Discrete Event Simulation: It's Easy with SimPy!
Dmitry Zinoviev
TL;DR
The paper demonstrates how to model and simulate discrete-event systems using SimPy, a pure-Python DES toolkit, through a hands-on Dining Philosophers example and extensions. It covers core constructs (Environment, Resources, and Processes), synchronization via timeouts and resource requests, and deadlock considerations, while also integrating with Python's data-science stack for statistics and visualization. Key contributions include practical modeling patterns for resources, consumables via Container, impatience with timeout-based failure, and inter-process communication through interrupts and events, all within an accessible, executable workflow. The work highlights the practical impact of using SimPy to build, debug, simulate, and optimize DES models across domains, leveraging Python's ecosystem for analysis and visualization.
Abstract
This paper introduces the practicalities and benefits of using SimPy, a discrete event simulation (DES) module written in Python, for modeling and simulating complex systems. Through a step-by-step exploration of the classical Dining Philosophers Problem, we demonstrate how SimPy enables the efficient construction of discrete event models, emphasizing system states, transitions, and event handling. We extend the scenario to introduce resources, such as chopsticks, to model contention and deadlock conditions, and showcase SimPy's capabilities in managing these scenarios. Furthermore, we explore the integration of SimPy with other Python libraries for statistical analysis, showcasing how simulation results inform system design and optimization.
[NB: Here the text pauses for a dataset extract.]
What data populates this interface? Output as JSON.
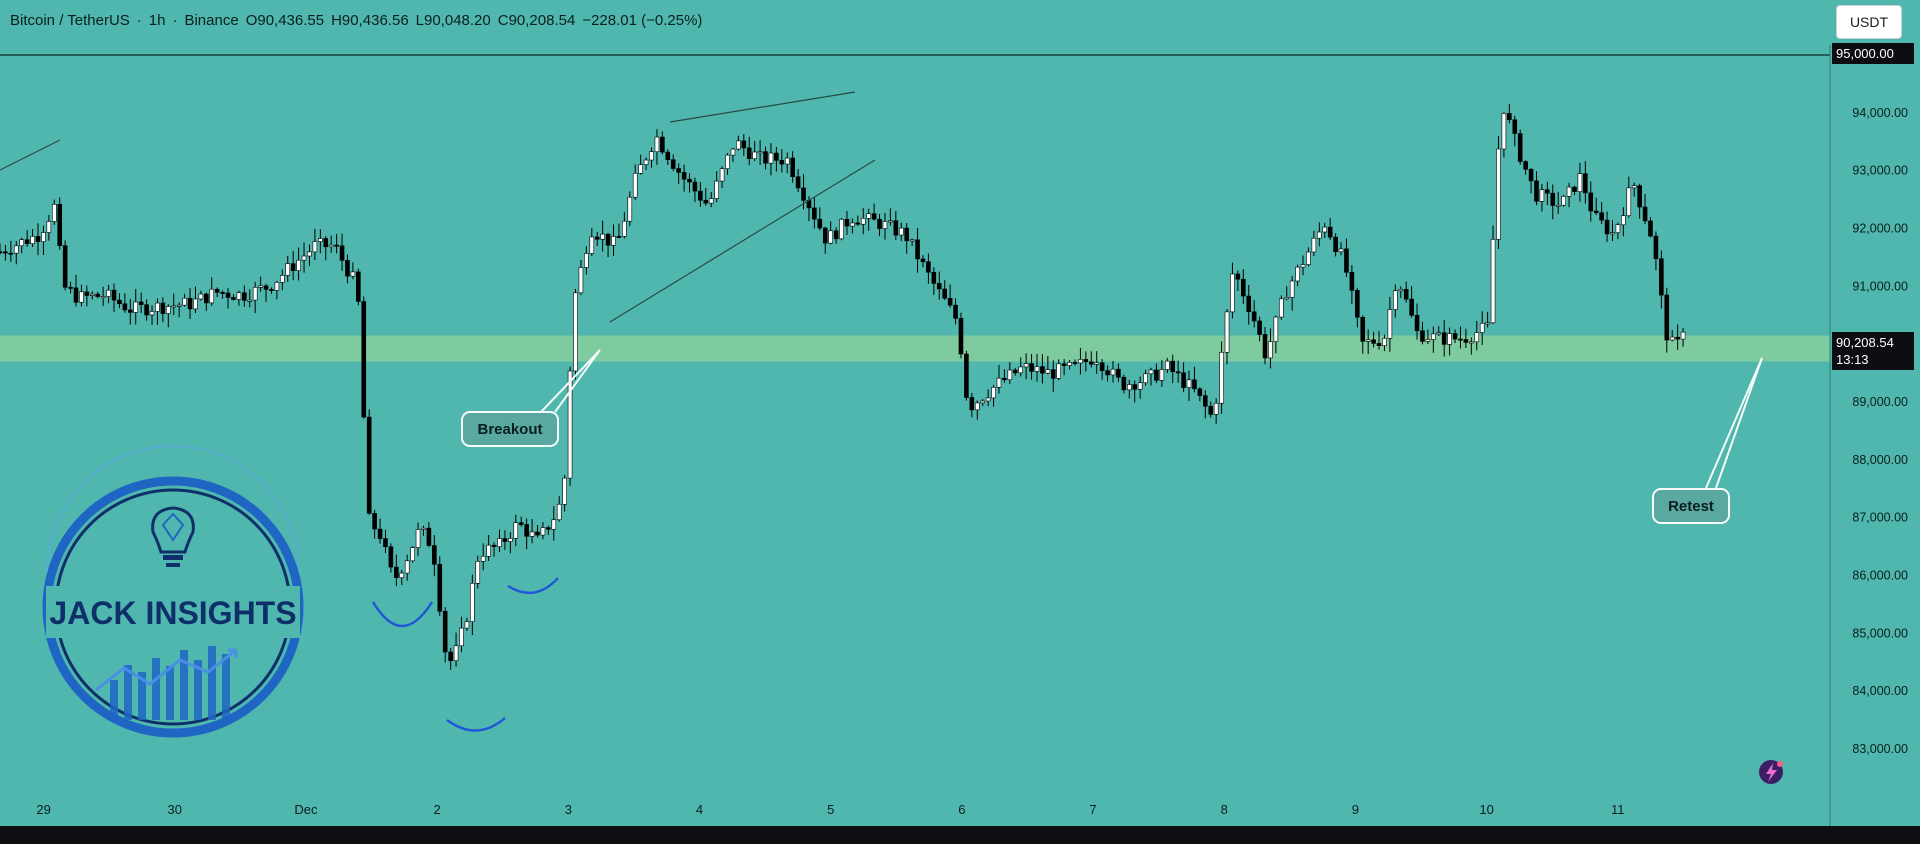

The versatility of SimPy is further highlighted through additional modeling scenarios, including resource constraints and customer service interactions, providing insights into the process of building, debugging, simulating, and optimizing models for a wide range of applications. This paper aims to make DES accessible to practitioners and researchers alike, emphasizing the ease with which complex simulations can be constructed, analyzed, and visualized using SimPy and the broader Python ecosystem.